Utamakan Psikologis Warga

Dollah Mando dikenal oleh masyarakat sebagai Bupati yang taat beribadah dan bersahaja. Pengajian dan Dzikir rutin dilaksanakan di Rumah Jabatan (Rujab) Bupati. Soal birokrasi juga tak seluruhnya harus dituntaskan di kantor. Ada saat di mana urusan administrasi bisa dilakukan di banyak tempat. Dan Dollah Mando juga sering melaksanakannya di Masjid. Hal inilah yang dilihat kru KABAR.NEWS saat menemui mantan Kadis Pertanian dan Tanaman Pangan Sidrap tersebut di Masjid Rujab, Jl. Lanto Daeng Pasewang, Kecamatan Maritenggae, Kamis (24/9/2020). 

Bupati Sidrap, Dollah Mando saat sesi wawancara dengan KABAR.NEWS
Bupati Sidrap, Dollah Mando saat sesi wawancara dengan KABAR.NEWS

Usai melaksanakan Salat Maghrib, tampak salah seorang warga menyerahkan beberapa berkas kepada sang Bupati untuk ditandatangani. Mengenakan peci hitam dengan sarung dan kemeja putih bermotif warna emas, Bupati Dollah Mando menyambut hangat setiap jemaah Masjid. Meski usianya tak muda lagi, namun semangatnya untuk membangun Sidrap tak pernah redup. Termasuk saat Virus Covid-19 menginfeksi daerah yang dipimpinnya.

“Menerapkan protokol kesehatan terus, kemudian selanjutnya operasi-operasi di luar baik yang dilakukan oleh pemerintah Desa, Kelurahan, Kecamatan, kemudian di tingkat Kabupaten untuk sementara ini supaya tidak menebar itu Virus Corona langkah awal yang kami lakukan ini yaitu karantina atau isolasi artinya ada dua kita siapkan yang pertama di rumah susun Kabupaten Sidrap kemudian di RS Arifin Nu'mang, Rappang,” kata Bupati bergelar Insinyur Pertanian jurusan Sosial ekonomi (Sosek) tersebut saat berbincang dengan KABAR.NEWS.

Bagi Dollah Mando, pandemi tak hanya soal kesehatan fisik, tetapi kesehatan jiwa juga harus mendapat perhatian yang sama. Karena itu, pendekatan kebijakannya dalam penerapan protokol kesehatan tak hanya berfokus pada penegakan aturan. Ada faktor psikologis yang juga harus dikedepankan. Pria yang karib disapa pak Haji ini bahkan sempat mendapat perhatian kala mengizinkan warganya yang masih dalam proses karantina untuk pulang dan melakukan isolasi mandiri di rumah. 

Keputusan Dollah Mando saat itu termasuk berani. Kehadiran virus baru yang mengancam pastilah membuat panik dan bingung. Namun Dollah Mando paham apa yang harus dilakukan. Tentunya dengan mengedepankan pertimbangan ahli. Warga diberikan pilihan untuk isolasi mandiri dengan kesepakatan pengawasan dan penerapan protokol ketat. 
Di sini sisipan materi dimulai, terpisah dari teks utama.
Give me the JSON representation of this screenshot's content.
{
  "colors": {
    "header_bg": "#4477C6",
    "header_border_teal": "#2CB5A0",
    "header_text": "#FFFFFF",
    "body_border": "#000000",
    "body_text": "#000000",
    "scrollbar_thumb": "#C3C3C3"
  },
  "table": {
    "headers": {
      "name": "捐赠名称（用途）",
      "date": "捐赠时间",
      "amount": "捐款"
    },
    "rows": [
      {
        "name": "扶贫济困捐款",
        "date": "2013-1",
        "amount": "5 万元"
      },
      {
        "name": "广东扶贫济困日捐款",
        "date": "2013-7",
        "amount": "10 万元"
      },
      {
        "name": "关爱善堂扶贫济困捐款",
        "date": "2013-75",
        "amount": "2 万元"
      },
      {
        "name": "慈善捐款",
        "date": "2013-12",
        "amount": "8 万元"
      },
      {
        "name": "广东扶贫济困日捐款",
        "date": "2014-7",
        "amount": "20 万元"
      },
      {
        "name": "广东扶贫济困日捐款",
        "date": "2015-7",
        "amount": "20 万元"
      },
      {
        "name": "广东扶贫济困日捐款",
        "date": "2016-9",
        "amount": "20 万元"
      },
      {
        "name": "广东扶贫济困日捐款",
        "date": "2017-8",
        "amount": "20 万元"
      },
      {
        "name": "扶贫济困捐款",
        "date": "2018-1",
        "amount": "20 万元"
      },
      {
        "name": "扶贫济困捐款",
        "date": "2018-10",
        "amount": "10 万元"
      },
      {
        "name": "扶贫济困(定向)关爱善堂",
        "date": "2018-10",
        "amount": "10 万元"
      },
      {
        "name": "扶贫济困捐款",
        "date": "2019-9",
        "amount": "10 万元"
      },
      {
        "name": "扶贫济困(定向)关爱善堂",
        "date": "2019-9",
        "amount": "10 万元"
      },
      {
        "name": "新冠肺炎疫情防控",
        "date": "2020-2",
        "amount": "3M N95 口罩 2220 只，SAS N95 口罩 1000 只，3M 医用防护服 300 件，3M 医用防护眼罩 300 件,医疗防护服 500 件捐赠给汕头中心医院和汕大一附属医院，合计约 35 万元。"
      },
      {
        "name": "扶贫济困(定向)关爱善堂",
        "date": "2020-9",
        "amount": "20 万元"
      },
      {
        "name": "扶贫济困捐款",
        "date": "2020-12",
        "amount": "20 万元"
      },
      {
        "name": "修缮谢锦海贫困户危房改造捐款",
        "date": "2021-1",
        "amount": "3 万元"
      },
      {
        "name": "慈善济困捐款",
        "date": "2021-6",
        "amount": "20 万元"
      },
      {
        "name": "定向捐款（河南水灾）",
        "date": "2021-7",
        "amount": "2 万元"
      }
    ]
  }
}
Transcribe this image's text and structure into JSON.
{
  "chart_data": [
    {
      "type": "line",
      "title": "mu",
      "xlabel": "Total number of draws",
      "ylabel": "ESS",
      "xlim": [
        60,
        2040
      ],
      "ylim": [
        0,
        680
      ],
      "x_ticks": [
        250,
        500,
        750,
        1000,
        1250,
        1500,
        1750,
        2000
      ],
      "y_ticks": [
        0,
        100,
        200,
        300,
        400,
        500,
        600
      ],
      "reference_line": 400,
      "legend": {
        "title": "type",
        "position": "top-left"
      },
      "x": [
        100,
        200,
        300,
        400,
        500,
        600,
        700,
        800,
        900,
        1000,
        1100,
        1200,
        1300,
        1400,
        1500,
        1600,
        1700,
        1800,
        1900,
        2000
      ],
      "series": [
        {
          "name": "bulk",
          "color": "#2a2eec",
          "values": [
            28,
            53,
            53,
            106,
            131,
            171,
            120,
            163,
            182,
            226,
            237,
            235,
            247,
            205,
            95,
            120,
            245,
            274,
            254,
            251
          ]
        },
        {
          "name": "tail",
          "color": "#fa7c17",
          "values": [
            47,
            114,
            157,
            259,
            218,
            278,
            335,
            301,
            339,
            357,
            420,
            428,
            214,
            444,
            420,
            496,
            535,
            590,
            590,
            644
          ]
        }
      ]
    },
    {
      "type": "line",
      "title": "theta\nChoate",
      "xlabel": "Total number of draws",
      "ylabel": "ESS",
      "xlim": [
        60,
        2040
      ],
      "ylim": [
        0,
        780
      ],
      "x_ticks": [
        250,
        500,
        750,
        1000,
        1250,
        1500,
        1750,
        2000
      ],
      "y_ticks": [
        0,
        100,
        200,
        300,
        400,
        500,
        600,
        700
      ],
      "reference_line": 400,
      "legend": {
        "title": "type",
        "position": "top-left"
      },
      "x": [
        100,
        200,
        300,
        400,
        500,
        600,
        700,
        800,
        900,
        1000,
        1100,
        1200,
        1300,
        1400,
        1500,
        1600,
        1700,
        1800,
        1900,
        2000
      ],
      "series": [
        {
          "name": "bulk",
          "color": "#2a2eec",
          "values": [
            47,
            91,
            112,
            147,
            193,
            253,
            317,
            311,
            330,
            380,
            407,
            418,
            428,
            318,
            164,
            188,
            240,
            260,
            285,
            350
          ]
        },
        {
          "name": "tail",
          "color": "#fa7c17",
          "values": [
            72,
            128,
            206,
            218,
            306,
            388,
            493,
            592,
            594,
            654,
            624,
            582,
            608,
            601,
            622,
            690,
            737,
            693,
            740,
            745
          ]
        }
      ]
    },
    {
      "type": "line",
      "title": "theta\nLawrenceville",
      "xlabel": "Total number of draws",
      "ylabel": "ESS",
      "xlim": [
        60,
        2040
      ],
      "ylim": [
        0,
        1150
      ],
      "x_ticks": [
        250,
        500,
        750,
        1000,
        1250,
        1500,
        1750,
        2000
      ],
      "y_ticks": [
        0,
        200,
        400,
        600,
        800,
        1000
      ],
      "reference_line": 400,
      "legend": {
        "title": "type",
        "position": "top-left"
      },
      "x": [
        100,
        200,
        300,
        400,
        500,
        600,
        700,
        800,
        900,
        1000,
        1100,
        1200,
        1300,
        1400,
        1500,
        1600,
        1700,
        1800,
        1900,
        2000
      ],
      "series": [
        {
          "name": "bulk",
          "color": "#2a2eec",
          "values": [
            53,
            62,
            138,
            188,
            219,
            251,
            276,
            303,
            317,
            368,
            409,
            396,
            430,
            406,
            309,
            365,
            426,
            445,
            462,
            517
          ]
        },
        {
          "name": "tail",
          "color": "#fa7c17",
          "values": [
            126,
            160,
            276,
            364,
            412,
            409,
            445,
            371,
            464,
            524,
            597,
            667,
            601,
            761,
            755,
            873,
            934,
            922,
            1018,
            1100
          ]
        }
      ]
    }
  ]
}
“Jadi maksudnya ini masyarakat yang ada di sana itu kita berikan bimbingan untuk kedepankan protokol kesehatan. Namun demikan setelah kita karantina baru sekitar kurang lebih tiga hari masyarakat ini merasa seperti dipenjara, dia stres. Waktu saya bertanya kepada Dinkes apakah memang kalau orang dikarantina begini bisa stres? Akhirnya Kadis Kesehatan menjelaskan kepada saya bersama Pak Sekda, bisa (Stres) jadi waktu itu saya keluarkan semua dengan mengimbau untuk isolasi mandiri di rumahnya masing-masing. Dan kita imbau jangan sekali-sekali tinggalkan rumah, kemudian gunakan protokol kesehatan,” ujar Pria kelahiran Lawawoi, Sidrap, 2 Desember 1950 ini.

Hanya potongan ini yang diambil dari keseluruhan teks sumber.